Madam Deputy Speaker, say it isn’t so. We heard promises from now prime minister Anthony Albanese during the election campaign that there would be no changes to superannuation. There would be no changes to franking credits, no changes to unrealised gains, no changes to capital gains and no changes to negative gearing. Now, we know how much of that has turned out to be untrue. Firstly, Australians made a decision on who they voted for at the last election based on those commitments. Secondly, they made decisions on their own finances based on the rules of the day that were in place at the time, as they should. For many of them—those who have self-managed super funds, for example—who have actually borrowed money and bought hard assets, changes to unrealised gains will absolutely destroy those investments, because they will not be able to pay the tax on them. They simply won’t have the money.
I’ll declare an interest: I have a self-managed super fund. Right now it doesn’t own any hard assets. I don’t have any of those types of assets, but I have had them in the past, and changes like these simply would have meant that I would’ve been forced to sell that property, because I could not pay what is coming as a tax bill.
We have seen the now Prime Minister of this country backflip on many of these issues, particularly those around superannuation changes and franking credits. Yes, I acknowledge what the member for Moreton has said: for most Australians that’s a lot of money. It is, but people made those decisions based on the rules that were in place. Is the idea that they have to unravel the investments that they used to pay for their retirement because this government cannot control their spending in just one budget? Let’s face it, the Labor Party increased spending in the budget in May by $185 billion over the forwards. That is $185 billion that has to be paid for. It’ll be paid for by taxation from hardworking Australians right around the country, whether it’s middle Australia, whether it’s those who are on much better wages and incomes or whether it’s the ones in between. You only have to look at my own electorate. The loss of the low-income tax offset meant that 51,000 of the people that I represent lost up to $1,500 this year in tax returns that they desperately need.
Let’s look at what is actually happening. The point made by the member for Moncrieff is exactly right. On 5 May 2023 Simon Benson, that well-known senior political reporter from the Australian, wrote:
More than two million young Australians earning an average wage throughout their working life could be hit with a future super tax under the government’s plans …

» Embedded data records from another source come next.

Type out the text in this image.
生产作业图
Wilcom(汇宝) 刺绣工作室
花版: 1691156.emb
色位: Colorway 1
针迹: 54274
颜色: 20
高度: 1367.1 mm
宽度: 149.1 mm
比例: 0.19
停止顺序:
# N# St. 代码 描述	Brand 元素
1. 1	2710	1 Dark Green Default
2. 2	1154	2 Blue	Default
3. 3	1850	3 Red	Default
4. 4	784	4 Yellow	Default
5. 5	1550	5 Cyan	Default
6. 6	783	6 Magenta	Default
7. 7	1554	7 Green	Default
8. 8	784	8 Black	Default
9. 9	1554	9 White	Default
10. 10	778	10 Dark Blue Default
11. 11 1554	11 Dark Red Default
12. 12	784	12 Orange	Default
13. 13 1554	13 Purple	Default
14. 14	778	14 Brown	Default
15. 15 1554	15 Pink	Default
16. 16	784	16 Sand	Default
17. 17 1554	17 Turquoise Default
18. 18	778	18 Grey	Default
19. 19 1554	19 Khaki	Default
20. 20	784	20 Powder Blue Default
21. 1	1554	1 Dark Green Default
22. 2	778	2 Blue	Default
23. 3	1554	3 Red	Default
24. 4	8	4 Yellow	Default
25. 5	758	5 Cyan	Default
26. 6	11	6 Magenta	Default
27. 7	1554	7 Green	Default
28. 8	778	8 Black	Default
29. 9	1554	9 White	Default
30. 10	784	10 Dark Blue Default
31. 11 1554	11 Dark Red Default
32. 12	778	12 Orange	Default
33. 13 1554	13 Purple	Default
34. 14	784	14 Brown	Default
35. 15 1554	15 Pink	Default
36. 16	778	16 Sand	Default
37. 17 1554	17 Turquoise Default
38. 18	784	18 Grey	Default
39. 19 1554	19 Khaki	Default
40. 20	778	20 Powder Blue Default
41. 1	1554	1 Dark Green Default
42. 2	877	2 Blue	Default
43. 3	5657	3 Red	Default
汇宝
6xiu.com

Guess what? You’ll get there faster with an inflation rate of seven per cent. That’s where it is right now. If the inflation window is not within target, they will reach these numbers much more quickly than before. That is the analysis of Treasury modelling. So what has been put forward by the member for Moreton, for example, is your own modelling from your own department, in terms of the federal Labor government. Based on the advice from Treasurer Chalmers’s office, a 20-year-old earning an average wage throughout their career would have a super balance of more than $3 million by the time they reached their early 60s.
Now, I am 53 and I can tell you, Madame Deputy Speaker, that in my 20s I made a decision around a particular super fund, which had a couple of grand in it, for which, at the time, I could get a thousand bucks because I’d moved jobs. I changed and I went to someone else and they said, ‘If you sign this piece of paper, you’ll get this, but it’ll lock this other bit up.’ I’ve got to tell you that, at the time, that was a lot of money. I made that decision, and consequently I now have a small amount locked away in a fund here with ComSuper—or whatever the arrangement may well be—that I can’t get. I can’t transfer it to my other accounts and I can’t move it because I made a decision in my 20s which impacts me now. So, for all of those workers out there in that age group, this will impact you. You will get there. It will absolutely get there. It will impact you directly.
Let’s look at what happens with this money. We’ve now seen reports around Incolink in Victoria. CFMMEU chief John Setka is looking to expand the Incolink empire, and guess why? It is because they gave $20.5 million in the last financial year to the CFMMEU and they’re looking to expand that empire across the country. It’s wrong. This is why so much money being tied up in industry super funds is incredibly dangerous for the country. They simply don’t look after it in the interests of members, only in the interests of unions.